Billy et moi avions finalement passé l'après-midi et la soirée d'hier tranquillement. Peterson avait emprunté mes « lentilles », ou plutôt les deux puces que Jihad avait créées et qui nous permettait de nous entraîner. Je le soupçonnais de l'avoir fait afin de garder contact avec le troisième membre de notre groupe, pour avoir l'impression qu'il était là, avec nous. Je ne l'avais donc pas dérangé de l'après-midi, et étais parti dégourdir les pattes de mon loup, dans la forêt environnante. Il ne s'agissait pas de l'Appel, loin de là. Mon alter ego avait simplement des besoins que j'essayais de respecter. Nous formions un tout, alors je me devais d'être à son écoute.
Et Black en avait été plus que ravi. Il avait d'ailleurs passé tout son temps à gambader et à traquer des proies, si bien qu'il s'était octroyé une petite pause, pendant laquelle il avait ronflé de tout son soul. Quand on le voyait ainsi, on avait du mal à penser qu'il s'agissait d'un tueur. Et pourtant...
Quoiqu'il en soit, il n'avait jamais été aussi serein que depuis que j'étais ici, à Mørk dal. Et ça nous faisait du bien, à tous les deux. Lui, parce qu'il s'était enfin défoulé, et moi parce que je n'avais plus à le contenir. C'était une chose que je refusais de faire, à moins de ne pas avoir le choix. Retenir une partie de soi-même était douloureux, et même si sur le coup j'y avais été contraint, la souffrance, les remords et les regrets m'avaient tenaillé un long moment.
Mais tout ça était maintenant derrière nous. Enfin je l'espérais. Pour l'heure, je devais rejoindre Elisabeth Jones pour qu'on puisse travailler. J'avais l'impression que cela faisait une éternité que je ne l'avais pas vue. Bien sûr, nous nous étions aperçus hier mais ce n'était qu'en coup de vent. Elle m'avait simplement salué à la manière des loups avant de s'en aller.

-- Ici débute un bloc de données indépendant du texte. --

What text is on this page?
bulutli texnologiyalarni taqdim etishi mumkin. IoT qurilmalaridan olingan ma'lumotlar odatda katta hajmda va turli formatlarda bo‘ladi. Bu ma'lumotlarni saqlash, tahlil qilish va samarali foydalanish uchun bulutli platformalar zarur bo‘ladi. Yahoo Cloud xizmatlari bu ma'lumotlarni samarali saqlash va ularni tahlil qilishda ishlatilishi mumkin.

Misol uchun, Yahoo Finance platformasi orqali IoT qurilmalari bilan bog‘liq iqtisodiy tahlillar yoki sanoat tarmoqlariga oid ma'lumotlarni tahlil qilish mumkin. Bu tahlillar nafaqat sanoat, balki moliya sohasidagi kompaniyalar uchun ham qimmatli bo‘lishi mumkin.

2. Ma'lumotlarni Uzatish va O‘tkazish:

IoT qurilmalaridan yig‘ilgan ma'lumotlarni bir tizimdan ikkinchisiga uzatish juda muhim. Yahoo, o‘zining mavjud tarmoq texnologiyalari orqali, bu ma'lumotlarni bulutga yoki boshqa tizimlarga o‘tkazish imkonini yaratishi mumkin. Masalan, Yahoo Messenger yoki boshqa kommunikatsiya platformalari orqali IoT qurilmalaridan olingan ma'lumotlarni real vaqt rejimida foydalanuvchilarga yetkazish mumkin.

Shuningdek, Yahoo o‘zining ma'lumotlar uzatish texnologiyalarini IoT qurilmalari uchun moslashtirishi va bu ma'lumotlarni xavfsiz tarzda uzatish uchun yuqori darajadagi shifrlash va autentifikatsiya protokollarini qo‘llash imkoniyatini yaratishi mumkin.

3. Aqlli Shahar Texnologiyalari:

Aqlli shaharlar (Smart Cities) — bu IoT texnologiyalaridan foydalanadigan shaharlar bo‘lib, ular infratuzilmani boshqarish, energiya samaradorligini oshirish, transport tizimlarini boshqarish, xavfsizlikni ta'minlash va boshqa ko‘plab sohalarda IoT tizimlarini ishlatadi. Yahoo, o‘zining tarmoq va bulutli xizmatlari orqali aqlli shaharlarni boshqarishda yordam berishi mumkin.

Mais à part ce moment-là, je n'arrivais pas à me souvenir de quand datait le dernier moment que nous avions partagé ensemble.
Il y a beaucoup trop longtemps.
C'est pensif que j'arrivais au café. Machinalement, j'ouvris la porte, la refermai, partis dans la buanderie pour me changer et enlevai rapidement mes vêtements. Encore une fois, une odeur métallique emplit désagréablement mon nez. Cet endroit puait la mort et la souffrance. Je ne savais pas ce qu'il s'était passé ici, mais on ne pouvait ignorer les résidus qui se trouvaient dans cette pièce, vestiges de tourment et de désolation. Comment un endroit, aussi insignifiant que celui-là, pouvait-il contenir une telle trace ? Et pourquoi avais-je la désagréable sensation que cela avait un lien avec Elisabeth Jones ? Qu'elle utilise une pièce aussi malsaine que celle-ci tous les jours n'avait rien d'anodin. Si en plus nous ajoutions le fait qu'un second était mort pour l'avoir insulté, que des loups se permettaient tout et n'importe quoi sur son lieu de travail, ainsi que la prime que l'on mettait sur sa tête... Ça commençait à faire beaucoup.
Quelque chose ne tournait pas rond et je comptais bien savoir quoi. Et pour commencer, j'allais demander quelques petites choses à mademoiselle Jones.
-Elie ?
Je l'entendis poser quelque chose, preuve qu'elle m'avait entendu, puis elle se mit en route. Elle se déplaçait rapidement et pourtant, ses pas étaient comme une caresse sur le sol. Doux, légers, presque imperceptibles pour qui ne tendait pas l'oreille.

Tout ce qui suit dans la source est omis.